Showing posts with label Glass Creek. Show all posts
Showing posts with label Glass Creek. Show all posts

Friday, April 29, 2011

Happy Boots

April 25 2011 We got an early start with Marie arriving at 7 a.m., we were on the road at 7:10.  Driving all the way to Warner Sanctuary in Barry County Michigan.  Gas/gallon $4.14.  The first and last time we visit this sanctuary was in January of this year.


It was 50 degrees and 8:52 when we parked at the Warner parking area off Erway.  It was also raining lightly.  We didn't see much blooming here, Spring hadn't sprung here just yet.  We walked for three hours, all the way to Hart Road then turned around and walked back.  Marie did find her binoculars case that she had accidentally left here last time.

Here is Warner Sanctuary.

                                                                           Glass Pond

Trail at Warner Sanctuary

   Nice Group of Skunk Cabbage, easy to see no circles needed.

                                              Foot Bridge over Glass Creek

                              You want to wear boots at Warner
 Located in an area of glacial moraines, this sanctuary contains rounded ridges, seasonally flooded ponds, a stream, and lake. Most of the 108 acres is wooded and contains old-growth beech, oak and tulip trees. Large evergreens provide additional woodland habitat. The sanctuary is botanically quite diverse and includes a number of threatened and endangered plants. The sanctuary is adjacent to the Barry State Game Area Global Important Bird Area and is home to Cerulean Warblers.  This is from http://www.michiganaudubon.org/conservation/sanctuaries/index.html/title/ronald-h-warner-sanctuary.
                                    Old bridge over Glass Creek
Glass Creek

After Warner we went west into Allegan County to our favorite intersection, M-40,M-89.  Ahh nice wet woods. 
Happy boots



We could see the Marsh Marigold before we got out of the car!  Wow.

Marsh Marigold

Spring Beauty

Hispid Buttercup (Ranunculus hispidus) If I identified this one wrong let me know.

False Rue Anemone
So this was great, wildflowers blooming finally.  We saw trillium here but it had only a bud.  One more stop before home, 133rd Avenue still in Allegan County.  Here we found many spring wildflowers blooming.
White Trout Lily


Yellow Trout Lily

                                                    Yellow Violet

                                                     Spring Cress

Large-Flowered Trillium

Squirrel Corn

Dutchman's Breeches

                                                     Spring Beauty


                                               Round-lobed Hepatica                  
We left here happy, it was a good day.
133rd Avenune train bridge built in 1908


Through the Holland tunnel to home.

Thursday, January 6, 2011

ROAD TRIP!

 January 3, 2011
The snow has melted so the roads are clear and not slippery,  today we will go for a road trip!  Marie did the research and found some old bridges to check out and two Michigan Audubon sanctuaries.
Sounds like fun!
            On the road we go, heading east of Martin, Michigan.

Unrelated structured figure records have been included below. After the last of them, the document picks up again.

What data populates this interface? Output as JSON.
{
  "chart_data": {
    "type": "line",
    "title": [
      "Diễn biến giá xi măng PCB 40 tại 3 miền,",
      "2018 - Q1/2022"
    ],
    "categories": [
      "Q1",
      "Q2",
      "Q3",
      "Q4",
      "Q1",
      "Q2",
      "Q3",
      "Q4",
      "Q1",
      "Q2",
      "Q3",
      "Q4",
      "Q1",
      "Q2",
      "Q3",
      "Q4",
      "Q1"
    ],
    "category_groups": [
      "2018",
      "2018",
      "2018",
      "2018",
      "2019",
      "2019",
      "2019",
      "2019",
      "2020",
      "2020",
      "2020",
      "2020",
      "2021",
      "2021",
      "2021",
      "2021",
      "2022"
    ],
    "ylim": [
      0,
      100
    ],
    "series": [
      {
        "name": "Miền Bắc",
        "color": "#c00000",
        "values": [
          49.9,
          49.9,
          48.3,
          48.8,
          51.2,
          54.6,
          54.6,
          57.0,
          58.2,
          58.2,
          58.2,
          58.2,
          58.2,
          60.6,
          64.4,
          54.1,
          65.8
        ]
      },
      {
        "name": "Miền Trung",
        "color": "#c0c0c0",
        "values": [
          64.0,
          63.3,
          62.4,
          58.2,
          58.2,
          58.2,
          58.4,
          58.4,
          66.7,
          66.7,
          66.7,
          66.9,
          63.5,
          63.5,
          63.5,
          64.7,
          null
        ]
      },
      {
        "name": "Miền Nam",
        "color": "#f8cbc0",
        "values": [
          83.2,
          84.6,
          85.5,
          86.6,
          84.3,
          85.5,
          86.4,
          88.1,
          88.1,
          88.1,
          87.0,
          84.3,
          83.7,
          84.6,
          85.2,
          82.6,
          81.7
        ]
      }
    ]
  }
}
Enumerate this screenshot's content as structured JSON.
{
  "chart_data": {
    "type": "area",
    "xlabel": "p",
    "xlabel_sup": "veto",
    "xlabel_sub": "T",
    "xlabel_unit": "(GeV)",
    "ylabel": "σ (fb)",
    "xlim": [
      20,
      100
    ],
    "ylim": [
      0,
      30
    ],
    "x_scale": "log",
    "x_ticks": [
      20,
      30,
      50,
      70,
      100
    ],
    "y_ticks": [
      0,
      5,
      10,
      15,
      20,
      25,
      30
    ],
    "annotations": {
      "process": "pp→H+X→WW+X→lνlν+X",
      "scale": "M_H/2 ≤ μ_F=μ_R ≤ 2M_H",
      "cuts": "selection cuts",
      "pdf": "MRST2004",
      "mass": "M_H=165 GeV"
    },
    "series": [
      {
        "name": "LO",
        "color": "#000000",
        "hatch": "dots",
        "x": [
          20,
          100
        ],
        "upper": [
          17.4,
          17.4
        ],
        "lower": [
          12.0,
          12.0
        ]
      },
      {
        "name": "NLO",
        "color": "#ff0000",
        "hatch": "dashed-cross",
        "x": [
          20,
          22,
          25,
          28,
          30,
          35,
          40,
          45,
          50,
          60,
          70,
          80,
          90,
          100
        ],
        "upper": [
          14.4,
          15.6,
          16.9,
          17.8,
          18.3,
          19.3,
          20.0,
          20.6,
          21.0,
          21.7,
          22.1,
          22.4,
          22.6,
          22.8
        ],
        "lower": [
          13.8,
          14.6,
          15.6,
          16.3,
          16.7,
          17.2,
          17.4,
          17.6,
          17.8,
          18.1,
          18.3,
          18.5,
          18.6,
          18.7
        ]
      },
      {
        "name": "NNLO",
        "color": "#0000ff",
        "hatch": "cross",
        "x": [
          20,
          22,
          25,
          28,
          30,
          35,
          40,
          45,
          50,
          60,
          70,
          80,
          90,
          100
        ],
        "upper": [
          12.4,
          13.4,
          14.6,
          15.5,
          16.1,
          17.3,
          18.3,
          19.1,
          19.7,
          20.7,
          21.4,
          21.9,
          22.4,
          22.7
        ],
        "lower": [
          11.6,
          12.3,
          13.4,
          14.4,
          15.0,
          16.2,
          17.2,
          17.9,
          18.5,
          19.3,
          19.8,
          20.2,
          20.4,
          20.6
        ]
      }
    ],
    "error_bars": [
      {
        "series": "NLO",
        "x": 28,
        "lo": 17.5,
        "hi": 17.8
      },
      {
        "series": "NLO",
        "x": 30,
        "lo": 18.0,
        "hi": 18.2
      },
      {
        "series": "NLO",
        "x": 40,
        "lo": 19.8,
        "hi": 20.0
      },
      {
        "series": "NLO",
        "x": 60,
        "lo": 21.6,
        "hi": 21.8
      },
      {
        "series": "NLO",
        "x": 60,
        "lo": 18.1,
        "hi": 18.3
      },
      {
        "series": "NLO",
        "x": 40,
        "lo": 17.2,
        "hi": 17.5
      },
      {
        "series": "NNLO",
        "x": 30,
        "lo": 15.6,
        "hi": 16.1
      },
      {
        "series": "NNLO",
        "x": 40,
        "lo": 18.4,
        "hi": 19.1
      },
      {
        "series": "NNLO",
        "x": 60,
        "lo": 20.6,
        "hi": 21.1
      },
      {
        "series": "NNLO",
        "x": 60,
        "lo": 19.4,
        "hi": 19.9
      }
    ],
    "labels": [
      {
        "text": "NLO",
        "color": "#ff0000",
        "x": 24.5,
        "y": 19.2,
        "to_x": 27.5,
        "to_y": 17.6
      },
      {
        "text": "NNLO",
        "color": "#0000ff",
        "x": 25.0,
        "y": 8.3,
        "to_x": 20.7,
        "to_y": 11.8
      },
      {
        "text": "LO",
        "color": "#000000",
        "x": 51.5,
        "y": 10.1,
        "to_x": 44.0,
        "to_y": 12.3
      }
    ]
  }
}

                    Portal View of the 2nd Street Bridge (North)
This bridge is camelback style built in 1926 over the Gun River in Allegan County, Michigan.  For information on historic bridges in the US and Canada visit this interesting website. http://www.historicbridges.org/index.htm
    Some sun and blue skies, temperature around 24 degrees.
The first sanctuary we visited, Ronald Warner, had a well marked trail that took us through forests and wetlands.  Below is Glass Creek with a footbridge and boardwalks in the marshy places.  Very nice, maybe we will come here in the spring.




Just down the road a mile or so is the Robert and Mildred Otis Sanctuary.  The Michigan Audubon has a nice website with lots of information.  This should take you to the page to find sanctuaries to visit.  http://www.michiganaudubon.org/conservation/sanctuaries
If you are member of Michigan Audubon Society you may launch a canoe or kayak here on the Glass Creek, a wild tributary of the Thornapple-Grand River Watershed.  You need not be a member to stroll about the sanctuaries.
That's the Otis farmhouse, barn, and tile silo, looking back from Glass Creek.

We wandered at bit on our way home, through Dorr, and North Dorr, along here we stopped at the Dorr Township library, a friendly place.  Then right on across a tri-county confluence, the counties of Allegan, Kent, and Ottawa. 

So this day we really had an adventure and road trip, it was the first time we had been to these sanctuaries.  Unfortunately the snow started when we were south of Grand Haven and Marie had to drive back on slippery roads to Montague.  Thanks Marie for your excellent driving skills(You drove ~ 222 miles)!